# 12' 200G Monster Corner Tank - FINALLY DONE!



## adampowers22 (Nov 19, 2015)

Hi all, this 6 month project is nearing completion and ready for first showing. It turned out great. Better than I expected honestly. Still much to be done but fish should be installed with a month.






I still have a lot of plumbing to do so if you have suggestions or comments let me have them!


----------



## Mcdaphnia (Dec 16, 2003)

I do have a couple too late reservations about L shaped tanks like this one. One applies only to the inside L tanks like yours. When filled with water, the refractive index of water causes the tank area in the corner to be unviewable except from above. The fish soon learn this and spend a lot of time in this private zone. Both placements of the L aquarium risk a cracked bottom because of the different ways a floor (unless it's concrete slab) will flex depending on whether the tank is parallel or at right angles to the floor joists. Best wishes and hopes that this tank is the exception to its kind!


----------



## adampowers22 (Nov 19, 2015)

Fortunately it's a concrete slab that's been in place for 20 years without issue. I think I'm good there. I thought about the "pocket" nature of the back corner and had the 3D background artist build out the corner area greatly. Most of the depth of the corner is actually reserved for overflow and the rest is just background material. If you watch the video you can see what I mean. Further this tank is designed for the live stream. I can place a camera anywhere i want an have it look pu through the bottom via sand-wall bulkheads or in through back peepholes I installed that are large enough for Logitech c920s. Should be pretty boss. Thanks for the feedback!


----------



## Vociferus (Aug 10, 2016)

This looks pretty great!


----------



## eastern_strider (Sep 13, 2015)

Looks amazing! Good job on this extraordinary work. Did you put the fish in yet? Would love to see a video with them inside.


----------



## Aquariguns (Jan 15, 2015)

SWEET! can't wait to see it all filled up in action


----------



## Chris. (May 10, 2016)

Looks great, love the background especially, what is it made from?


----------



## adampowers22 (Nov 19, 2015)

Hi Chris, that background was special ordered from Aquadecor then further customized for the tank. The material is a high density "pour foam". It's basically the same material that you get in a cheap cooler only far more dense.


----------



## BlueSunshine (Jul 13, 2014)

Watched your videos of this tank build, it looks awesome. I do hope it ends well for you over time.


----------



## adampowers22 (Nov 19, 2015)

Hi guys, the tank is finished! Looks amazing. Check it out when you have a minute...

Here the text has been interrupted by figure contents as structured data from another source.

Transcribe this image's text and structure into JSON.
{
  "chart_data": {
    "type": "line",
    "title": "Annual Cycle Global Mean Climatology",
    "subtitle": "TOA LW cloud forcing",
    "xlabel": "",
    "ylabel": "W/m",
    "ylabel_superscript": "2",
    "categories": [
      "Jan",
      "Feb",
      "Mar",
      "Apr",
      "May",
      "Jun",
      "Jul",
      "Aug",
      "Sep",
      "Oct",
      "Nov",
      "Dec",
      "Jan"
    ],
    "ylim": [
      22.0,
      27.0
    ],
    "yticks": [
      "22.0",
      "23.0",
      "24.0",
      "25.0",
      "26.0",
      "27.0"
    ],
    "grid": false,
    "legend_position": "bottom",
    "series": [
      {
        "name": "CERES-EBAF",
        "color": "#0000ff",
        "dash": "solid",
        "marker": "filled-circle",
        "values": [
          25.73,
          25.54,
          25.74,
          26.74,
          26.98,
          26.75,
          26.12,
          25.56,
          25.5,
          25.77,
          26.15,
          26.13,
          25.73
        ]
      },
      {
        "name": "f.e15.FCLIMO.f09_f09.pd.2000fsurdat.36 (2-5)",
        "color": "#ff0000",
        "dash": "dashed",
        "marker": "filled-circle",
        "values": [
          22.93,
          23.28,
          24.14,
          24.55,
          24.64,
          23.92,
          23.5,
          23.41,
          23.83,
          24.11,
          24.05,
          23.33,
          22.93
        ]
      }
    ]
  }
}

https://www.youtube.com/c/TheCichlidShow/live


----------



## tanker3 (May 18, 2015)

It looks amazing.


----------



## BptFishkeeper (Sep 26, 2016)

adampowers22 said:


> Hi guys, the tank is finished! Looks amazing. Check it out when you have a minute...
> 
> https://www.youtube.com/c/TheCichlidShow/live


Really nice tank


----------



## RayMontana (Oct 5, 2016)

Nice job..beautiful fish.
I like the look of the rocks broken but still together if you know what I mean


----------



## adampowers22 (Nov 19, 2015)

Hi guys, here's a quick day 44 update on the status of the tank. F1 Ice Blue fry on the way, sump fully installed, diatoms dead. All is (mostly) well...


----------